それは、ある出来事を自分がどう解釈しがちかということでもあります。

そして、すべての自分が抱える“問題”は、自分が目の前の出来事をどう解釈しているかで生じているものです。

つまり、“問題となる出来事”が起こっているのではなく、起こった出来事を自分が“問題”だと解釈しているというのが、正しい表現なのです。

解釈がすべての問題を作り出している


例えば、私は「最上志向」という資質を持っており、常に何事もより良くありたいし、より良くしたいとの欲求が強くあります。

そういう私からすれば、ある分野において半年、一年経っても自分で自分の進歩を感じられないとすると、それは“問題”になるわけです。

そして、こういうのは他者にも向けられるので、自分から見て向上心が見えない人は、すなわち“問題”のある人になってしまいます。

他にも「調和性」を持つ私は、場の空気を読んでその場で対立が起こらないように振る舞います。

そういう私からすると、チーム内で対立が起こり、ギクシャクした感じがあると、それは“大きな問題”となってしまうのです。

でも、私とは違う資質を持っている人、例えば「調和性」が高いと相対的に順位が低くなると言われている「戦略性」を上位に持つ人は、おそらくそういうのを大きくは問題視しないと思います。

もちろん、程度問題ではあるけれど、「戦略性」上位の人は、ひょっとしたら今ここで起こっている“対立”は後々の良い結果を生むために乗り越えねばならないことと、むしろポジティブに受け取るかもしれません。

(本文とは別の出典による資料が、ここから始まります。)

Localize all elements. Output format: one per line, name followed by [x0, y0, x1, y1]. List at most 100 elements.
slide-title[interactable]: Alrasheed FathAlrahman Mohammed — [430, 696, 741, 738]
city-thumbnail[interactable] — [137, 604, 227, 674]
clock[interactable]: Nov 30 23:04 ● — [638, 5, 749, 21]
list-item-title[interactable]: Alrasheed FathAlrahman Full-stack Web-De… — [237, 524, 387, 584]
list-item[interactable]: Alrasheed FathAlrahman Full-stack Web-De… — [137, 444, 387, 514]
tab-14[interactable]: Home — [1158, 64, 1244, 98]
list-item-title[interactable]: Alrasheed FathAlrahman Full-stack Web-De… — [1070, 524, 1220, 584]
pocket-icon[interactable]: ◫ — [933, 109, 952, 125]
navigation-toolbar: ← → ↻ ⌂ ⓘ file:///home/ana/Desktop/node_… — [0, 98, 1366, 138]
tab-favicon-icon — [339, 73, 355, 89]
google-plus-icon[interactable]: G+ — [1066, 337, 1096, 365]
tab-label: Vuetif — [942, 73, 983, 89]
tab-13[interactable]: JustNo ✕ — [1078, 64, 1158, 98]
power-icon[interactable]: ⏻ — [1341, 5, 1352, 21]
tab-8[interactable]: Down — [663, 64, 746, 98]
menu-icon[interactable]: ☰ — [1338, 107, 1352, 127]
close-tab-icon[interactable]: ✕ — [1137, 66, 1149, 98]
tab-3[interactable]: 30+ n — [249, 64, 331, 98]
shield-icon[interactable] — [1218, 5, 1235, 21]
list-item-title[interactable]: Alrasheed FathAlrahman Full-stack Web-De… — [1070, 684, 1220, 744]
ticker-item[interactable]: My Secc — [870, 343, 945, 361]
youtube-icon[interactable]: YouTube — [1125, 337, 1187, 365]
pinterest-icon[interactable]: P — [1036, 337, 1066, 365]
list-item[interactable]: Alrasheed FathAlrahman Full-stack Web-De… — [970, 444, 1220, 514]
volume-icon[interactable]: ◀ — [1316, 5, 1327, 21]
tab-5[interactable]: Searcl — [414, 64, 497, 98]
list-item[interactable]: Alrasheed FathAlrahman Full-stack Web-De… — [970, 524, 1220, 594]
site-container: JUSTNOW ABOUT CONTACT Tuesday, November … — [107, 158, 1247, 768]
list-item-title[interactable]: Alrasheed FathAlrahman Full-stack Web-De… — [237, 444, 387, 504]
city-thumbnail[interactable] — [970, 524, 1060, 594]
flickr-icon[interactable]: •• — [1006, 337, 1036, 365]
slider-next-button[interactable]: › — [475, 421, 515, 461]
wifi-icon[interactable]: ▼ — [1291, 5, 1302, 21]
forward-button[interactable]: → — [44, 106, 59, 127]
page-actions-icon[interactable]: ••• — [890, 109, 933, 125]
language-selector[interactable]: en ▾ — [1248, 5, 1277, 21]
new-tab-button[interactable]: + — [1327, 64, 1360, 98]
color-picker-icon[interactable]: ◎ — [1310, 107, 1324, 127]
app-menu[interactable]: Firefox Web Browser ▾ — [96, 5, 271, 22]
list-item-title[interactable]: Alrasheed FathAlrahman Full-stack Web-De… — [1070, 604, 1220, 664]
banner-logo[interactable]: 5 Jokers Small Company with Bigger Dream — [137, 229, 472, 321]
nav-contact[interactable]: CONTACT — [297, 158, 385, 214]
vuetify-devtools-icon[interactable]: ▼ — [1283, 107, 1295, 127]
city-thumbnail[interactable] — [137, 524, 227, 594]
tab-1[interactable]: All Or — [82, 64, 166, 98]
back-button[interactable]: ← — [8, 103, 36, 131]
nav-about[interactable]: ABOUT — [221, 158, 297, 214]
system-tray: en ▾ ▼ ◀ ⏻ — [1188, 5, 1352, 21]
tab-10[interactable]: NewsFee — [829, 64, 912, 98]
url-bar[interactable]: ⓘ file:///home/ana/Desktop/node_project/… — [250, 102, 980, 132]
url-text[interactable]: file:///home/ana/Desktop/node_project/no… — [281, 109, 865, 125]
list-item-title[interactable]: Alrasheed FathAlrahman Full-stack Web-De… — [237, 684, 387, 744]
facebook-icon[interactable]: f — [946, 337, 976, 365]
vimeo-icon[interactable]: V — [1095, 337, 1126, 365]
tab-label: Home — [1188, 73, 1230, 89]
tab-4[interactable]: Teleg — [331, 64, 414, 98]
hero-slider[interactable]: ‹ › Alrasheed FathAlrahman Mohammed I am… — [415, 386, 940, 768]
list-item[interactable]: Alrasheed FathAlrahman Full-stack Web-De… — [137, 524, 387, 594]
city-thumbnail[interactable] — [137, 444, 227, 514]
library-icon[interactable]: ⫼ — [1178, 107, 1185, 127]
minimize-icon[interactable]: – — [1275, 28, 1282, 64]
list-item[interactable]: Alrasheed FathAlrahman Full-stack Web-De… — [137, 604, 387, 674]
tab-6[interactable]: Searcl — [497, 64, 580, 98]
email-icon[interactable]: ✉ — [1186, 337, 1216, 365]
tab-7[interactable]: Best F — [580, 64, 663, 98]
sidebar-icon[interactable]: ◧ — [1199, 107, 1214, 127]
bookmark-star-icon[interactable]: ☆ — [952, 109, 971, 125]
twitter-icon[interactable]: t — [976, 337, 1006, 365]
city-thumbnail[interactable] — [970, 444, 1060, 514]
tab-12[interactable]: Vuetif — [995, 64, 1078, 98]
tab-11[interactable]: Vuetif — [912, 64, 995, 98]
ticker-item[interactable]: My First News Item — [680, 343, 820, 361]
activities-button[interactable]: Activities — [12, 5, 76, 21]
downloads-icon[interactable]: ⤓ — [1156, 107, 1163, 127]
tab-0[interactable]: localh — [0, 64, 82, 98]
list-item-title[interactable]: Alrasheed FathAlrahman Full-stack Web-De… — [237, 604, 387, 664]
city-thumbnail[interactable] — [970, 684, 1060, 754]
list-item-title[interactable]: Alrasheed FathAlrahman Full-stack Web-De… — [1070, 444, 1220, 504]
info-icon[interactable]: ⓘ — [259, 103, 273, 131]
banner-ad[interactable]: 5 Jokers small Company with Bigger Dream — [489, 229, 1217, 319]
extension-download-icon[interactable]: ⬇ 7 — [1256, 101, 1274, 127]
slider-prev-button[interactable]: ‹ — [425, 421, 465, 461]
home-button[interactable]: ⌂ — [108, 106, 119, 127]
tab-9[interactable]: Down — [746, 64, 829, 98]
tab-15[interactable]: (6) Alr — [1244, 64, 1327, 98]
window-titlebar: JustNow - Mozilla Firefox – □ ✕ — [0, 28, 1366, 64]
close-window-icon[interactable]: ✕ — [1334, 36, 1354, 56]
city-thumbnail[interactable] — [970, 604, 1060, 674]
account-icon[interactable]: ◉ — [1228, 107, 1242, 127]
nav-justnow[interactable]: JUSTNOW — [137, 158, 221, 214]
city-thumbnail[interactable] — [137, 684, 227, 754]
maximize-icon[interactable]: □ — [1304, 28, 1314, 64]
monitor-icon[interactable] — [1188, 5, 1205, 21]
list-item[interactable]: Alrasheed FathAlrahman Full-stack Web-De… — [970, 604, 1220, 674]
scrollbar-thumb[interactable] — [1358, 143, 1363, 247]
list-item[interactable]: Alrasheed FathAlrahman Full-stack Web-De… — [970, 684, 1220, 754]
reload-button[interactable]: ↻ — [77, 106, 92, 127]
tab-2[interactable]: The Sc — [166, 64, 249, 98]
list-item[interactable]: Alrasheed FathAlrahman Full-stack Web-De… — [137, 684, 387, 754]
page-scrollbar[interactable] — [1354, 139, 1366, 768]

つまりは、人それぞれに大切にしているものと目の前の問題を照らし合わせたときに、その人なりに、その人なりの“問題”というものが出現するわけです。

ということは、それがどんなことであっても、万人がそうだと感じる“問題”はこの世に存在しないということです。

問題は自分が作り出していることに気づくと“問題”は解消する


結局“問題”とは、自分自身が作り出しているものに過ぎないので、その“問題“を作り出している思考を知り、自分の解釈を変えれば、問題そのものが解消してしまうことだってある訳です。

上で書いたように、「調和性」が上位の人は、極力全員の納得を求めます。

だから、一部の人が何らかの不満を持っている状態は、とてもざわざわしてしまうし、何とかしたくなります。

でも、それは自分だけの資質がそうさせているわけで、そこに気づければ、周りの人は必ずしもそう感じていないだろうことにも気づけます。

すると、今自分が問題視しているものは、そう感じる必要のないものかもしれないとの適切な疑問を持つことができます。

そう思えれば、すでにその時点で目の前のその問題も、それまで自分が感じていたものよりは大したことのない小さな問題だと感じるかもしれません。

何かに「これが問題だ!」と思った時、まず「自分はこれを問題だと認識している」に置き換えて、その次になぜそれを問題だと認識しているのかを自分に問いかけ、その出所を知る

ぜひこの順番で考えてみてください。